Lunch at 12:30pm, talk at 1pm, in 148 Fitzpatrick
Title: Comparative Reasoning Argument Generation via Topic Discovery
Abstract: Comparative reasoning is essential in academic writing, where the authors prove the importance of some point by comparing it to the others. A specific scenario is when an article is citing and making a comparative argument on related works to demonstrate its significance. Existing works on automatic citation text generation define it as a text summarization task. However, it is beyond summarization when focusing on the comparative reasoning part, where the model needs to detect not only the similarities (e.g., the same research topic), but also the differences (e.g., the different computational complexity of the algorithms) between the citing and cited papers.
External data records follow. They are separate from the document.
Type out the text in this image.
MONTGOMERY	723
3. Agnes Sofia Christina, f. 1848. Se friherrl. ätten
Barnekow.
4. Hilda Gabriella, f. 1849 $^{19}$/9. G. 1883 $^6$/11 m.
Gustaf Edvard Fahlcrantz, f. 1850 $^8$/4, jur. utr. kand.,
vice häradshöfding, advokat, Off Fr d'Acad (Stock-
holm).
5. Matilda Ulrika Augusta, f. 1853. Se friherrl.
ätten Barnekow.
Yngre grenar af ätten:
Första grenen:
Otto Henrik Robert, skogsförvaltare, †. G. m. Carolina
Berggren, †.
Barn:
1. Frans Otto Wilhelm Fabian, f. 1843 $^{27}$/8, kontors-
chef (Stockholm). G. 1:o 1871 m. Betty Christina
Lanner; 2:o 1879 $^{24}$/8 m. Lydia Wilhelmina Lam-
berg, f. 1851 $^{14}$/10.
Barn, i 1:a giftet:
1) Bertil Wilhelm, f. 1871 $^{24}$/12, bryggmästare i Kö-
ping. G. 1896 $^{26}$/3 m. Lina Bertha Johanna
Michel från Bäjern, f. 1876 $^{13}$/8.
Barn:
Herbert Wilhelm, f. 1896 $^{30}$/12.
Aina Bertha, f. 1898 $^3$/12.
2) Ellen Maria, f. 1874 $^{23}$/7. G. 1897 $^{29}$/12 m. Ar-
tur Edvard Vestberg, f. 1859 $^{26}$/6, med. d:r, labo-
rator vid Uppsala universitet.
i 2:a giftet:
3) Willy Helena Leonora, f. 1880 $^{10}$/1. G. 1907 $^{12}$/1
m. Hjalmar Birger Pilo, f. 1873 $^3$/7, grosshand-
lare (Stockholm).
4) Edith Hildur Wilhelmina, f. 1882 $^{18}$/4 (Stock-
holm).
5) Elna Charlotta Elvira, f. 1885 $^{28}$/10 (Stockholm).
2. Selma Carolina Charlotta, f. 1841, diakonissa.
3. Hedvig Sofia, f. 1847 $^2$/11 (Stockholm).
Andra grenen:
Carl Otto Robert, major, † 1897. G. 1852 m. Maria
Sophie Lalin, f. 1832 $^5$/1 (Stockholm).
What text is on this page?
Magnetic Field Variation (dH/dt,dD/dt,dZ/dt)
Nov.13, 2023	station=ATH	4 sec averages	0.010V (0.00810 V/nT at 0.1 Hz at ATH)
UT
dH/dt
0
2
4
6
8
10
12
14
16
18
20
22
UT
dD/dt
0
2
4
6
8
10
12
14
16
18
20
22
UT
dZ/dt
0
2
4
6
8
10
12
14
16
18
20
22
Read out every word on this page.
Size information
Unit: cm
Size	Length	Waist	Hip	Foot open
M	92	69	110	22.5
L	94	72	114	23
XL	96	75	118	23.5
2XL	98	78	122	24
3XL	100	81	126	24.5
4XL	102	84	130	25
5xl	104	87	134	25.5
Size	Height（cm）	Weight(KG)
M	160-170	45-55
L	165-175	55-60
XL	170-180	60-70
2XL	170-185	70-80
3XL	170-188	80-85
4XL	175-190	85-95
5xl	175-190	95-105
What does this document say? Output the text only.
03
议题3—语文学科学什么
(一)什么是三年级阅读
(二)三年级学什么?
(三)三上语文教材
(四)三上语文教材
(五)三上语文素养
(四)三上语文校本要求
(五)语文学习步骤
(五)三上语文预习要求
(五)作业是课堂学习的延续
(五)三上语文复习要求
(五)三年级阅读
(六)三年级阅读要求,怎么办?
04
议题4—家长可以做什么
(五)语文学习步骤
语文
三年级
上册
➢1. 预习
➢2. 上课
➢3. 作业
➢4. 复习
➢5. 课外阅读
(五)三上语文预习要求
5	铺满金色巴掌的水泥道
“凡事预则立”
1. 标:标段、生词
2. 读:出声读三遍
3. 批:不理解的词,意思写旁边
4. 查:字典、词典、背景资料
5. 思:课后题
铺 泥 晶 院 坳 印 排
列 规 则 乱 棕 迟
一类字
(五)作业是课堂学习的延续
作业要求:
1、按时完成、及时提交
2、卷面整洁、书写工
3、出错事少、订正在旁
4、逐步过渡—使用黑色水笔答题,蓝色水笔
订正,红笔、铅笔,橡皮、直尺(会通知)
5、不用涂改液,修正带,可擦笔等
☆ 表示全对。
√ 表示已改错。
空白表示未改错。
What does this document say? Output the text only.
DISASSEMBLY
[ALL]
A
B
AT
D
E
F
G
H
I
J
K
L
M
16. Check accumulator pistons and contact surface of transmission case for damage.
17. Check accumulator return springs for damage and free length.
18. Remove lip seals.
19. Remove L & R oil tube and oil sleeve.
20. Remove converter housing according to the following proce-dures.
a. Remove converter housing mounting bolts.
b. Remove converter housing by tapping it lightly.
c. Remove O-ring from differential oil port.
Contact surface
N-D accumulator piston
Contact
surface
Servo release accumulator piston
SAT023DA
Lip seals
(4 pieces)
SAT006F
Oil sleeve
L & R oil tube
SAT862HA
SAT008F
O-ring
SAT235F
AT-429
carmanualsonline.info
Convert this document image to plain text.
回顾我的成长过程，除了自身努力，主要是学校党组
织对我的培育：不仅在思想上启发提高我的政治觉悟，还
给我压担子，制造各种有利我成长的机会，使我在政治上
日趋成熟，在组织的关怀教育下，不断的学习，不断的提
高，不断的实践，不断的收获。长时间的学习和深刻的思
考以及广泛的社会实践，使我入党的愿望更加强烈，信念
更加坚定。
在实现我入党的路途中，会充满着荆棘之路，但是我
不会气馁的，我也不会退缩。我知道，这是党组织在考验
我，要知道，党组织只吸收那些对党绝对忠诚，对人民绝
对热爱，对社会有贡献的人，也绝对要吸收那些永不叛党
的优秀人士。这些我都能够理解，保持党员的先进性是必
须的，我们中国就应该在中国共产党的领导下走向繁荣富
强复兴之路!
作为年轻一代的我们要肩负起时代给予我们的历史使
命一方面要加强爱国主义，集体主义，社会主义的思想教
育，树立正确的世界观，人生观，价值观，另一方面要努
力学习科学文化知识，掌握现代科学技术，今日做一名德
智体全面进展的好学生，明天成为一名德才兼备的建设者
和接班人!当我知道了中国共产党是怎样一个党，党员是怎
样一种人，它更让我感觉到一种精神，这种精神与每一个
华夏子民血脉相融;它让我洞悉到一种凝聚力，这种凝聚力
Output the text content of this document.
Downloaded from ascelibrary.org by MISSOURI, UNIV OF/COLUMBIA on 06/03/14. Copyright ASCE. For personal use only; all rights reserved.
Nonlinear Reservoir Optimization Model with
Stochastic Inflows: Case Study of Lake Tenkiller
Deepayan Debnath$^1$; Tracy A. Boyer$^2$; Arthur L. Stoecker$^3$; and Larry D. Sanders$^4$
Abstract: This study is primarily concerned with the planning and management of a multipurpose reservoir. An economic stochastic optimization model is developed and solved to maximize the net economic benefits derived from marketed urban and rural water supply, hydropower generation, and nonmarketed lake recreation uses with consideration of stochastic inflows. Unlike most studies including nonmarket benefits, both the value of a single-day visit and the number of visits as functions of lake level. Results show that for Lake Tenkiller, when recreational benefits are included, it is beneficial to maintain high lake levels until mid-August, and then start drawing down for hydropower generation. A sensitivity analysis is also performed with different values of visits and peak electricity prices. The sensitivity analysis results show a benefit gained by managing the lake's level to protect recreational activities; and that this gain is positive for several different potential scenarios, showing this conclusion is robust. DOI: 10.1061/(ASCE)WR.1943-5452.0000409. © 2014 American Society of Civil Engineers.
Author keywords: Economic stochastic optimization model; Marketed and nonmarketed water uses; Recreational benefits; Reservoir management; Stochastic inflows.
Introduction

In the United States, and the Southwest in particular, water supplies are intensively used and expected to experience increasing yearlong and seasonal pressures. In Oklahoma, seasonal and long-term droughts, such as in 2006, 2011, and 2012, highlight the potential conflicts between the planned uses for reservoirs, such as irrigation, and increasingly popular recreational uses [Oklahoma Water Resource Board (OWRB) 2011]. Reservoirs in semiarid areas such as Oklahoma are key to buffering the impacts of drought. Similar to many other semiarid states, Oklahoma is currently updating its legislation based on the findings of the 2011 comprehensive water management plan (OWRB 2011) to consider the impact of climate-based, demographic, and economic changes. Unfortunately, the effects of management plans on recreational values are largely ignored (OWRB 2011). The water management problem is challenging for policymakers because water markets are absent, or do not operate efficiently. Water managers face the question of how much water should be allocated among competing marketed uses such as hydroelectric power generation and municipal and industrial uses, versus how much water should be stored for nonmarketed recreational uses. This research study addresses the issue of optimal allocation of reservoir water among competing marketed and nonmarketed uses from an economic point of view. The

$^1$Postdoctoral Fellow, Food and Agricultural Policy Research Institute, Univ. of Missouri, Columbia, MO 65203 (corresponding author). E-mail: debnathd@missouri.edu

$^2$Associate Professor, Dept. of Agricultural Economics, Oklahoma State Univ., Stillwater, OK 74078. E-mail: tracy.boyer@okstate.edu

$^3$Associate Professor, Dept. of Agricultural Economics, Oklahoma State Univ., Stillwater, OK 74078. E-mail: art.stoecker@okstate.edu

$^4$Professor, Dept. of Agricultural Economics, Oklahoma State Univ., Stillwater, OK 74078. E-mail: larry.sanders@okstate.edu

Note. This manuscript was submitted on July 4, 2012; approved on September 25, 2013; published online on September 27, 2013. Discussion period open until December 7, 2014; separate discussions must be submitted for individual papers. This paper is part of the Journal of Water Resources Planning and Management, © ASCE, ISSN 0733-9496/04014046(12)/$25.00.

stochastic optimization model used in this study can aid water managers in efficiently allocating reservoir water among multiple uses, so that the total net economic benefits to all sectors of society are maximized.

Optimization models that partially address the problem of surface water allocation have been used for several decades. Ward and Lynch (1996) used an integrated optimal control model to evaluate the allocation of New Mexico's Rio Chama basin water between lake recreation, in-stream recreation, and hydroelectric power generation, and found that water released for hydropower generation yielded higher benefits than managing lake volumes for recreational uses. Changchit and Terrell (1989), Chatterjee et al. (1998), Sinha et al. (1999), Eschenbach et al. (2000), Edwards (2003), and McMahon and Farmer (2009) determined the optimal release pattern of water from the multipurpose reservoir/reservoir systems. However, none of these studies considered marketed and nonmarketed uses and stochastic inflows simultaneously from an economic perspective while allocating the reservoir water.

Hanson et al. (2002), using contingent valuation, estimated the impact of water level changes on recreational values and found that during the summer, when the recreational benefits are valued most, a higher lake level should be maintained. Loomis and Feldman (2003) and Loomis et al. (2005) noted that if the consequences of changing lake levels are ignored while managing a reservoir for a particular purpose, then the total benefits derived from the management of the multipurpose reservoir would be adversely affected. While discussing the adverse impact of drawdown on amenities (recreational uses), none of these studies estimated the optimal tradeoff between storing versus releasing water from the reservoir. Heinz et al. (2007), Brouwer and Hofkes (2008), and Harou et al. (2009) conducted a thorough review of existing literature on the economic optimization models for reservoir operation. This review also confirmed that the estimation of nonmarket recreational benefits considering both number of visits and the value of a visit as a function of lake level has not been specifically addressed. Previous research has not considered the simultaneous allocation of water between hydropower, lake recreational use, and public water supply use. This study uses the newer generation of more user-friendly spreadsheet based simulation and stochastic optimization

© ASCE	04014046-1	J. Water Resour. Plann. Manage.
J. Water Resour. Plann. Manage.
To study this problem, we construct a dataset named “HOWEVER”, containing sentences making a comparative argument when research papers cite their related works, and we propose a new task to automatically generate these comparative sentences. We observe that there is a clustered distribution of the topic of the target texts, however, there is a distribution gap between source and target texts’ topics. We believe bridging the gap by simulating comparative reasoning behavior is the key to improve the generation quality.
In this talk, I will present my ongoing work on this problem. I will first introduce the challenges of the problem, then introduce our possible approach to model the comparative reasoning behavior.
Bio: Mengxia Yu is a 2nd year Ph.D. student at the University of Notre Dame advised by Meng Jiang. Her research focuses on Natural Language Understanding, Reasoning and Generation.